Tuesday, May 31, 2005

Goals Reached, Donor on Right Closes Up Shop

Without it, the Federalist Society might not exist, nor its network of 35,000 conservative lawyers. Economic analysis might hold less sway in American courts. The premier idea factories of the right, from the Hoover Institution to the Heritage Foundation, would have lost millions of dollars in core support. And some classics of the conservative canon would have lost their financier, including Allan Bloom's lament of academic decline and Charles Murray's attacks on welfare.
Part Medici, part venture capitalist, the John M. Olin Foundation has spent three decades financing the intellectual rise of the right and exciting the envy of the left. Now the foundation is closing its doors.

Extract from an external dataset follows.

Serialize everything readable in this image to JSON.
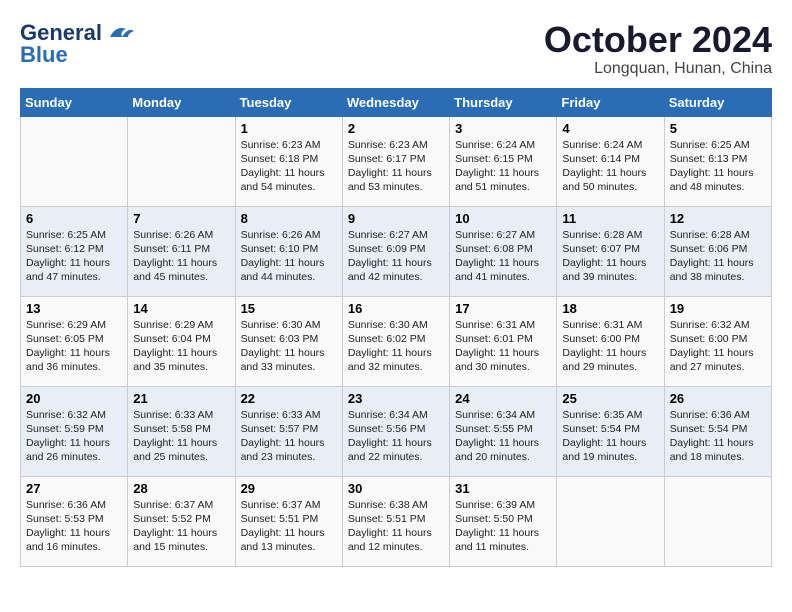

In telling the organization to spend his money within a generation, John M. Olin, a Midwestern ammunition and chemical magnate, sought to maximize his fortune's influence and keep it from falling into hostile - that is, liberal - hands.

From SourceWatch:

In 2001, the Foundation expended $20,482,961 to fund right-wing think tanks including the American Enterprise Institute (AEI), the Brookings Institution, the Center for Strategic and International Studies (CSIS), the Claremont Institute for the Study of Statesmanship and Political Philosophy, the Council on Foreign Relations (CFR), the Heritage Foundation, the Hoover Institution on War, Revolution and Peace, the Hudson Institute, the Independent Women's Forum, the Paul H. Nitze School of Advanced International Studies (SAIS) at Johns Hopkins University, the Manhattan Institute for Public Policy Research, and the Project for the New American Century (PNAC). "The Foundation also gives large sums of money to promote conservative programs in the country's most prestigious colleges and universities."[3] [4] [5]
The Foundation is financed by the Olin chemical and munitions fortune with assets estimated at $90 million, $3 million of which goes to conservative advocacy groups. The Foundation "supported right-wing causes for many years but became more focused on grantmaking after William E. Simon took over as president in 1977." Simon, who had been chosen to lead the Foundation by Olin, was followed by Michael Joyce, who left Olin in 1985 to lead the Lynde and Harry Bradley Foundation. He has since returned to be Olin's president.[6]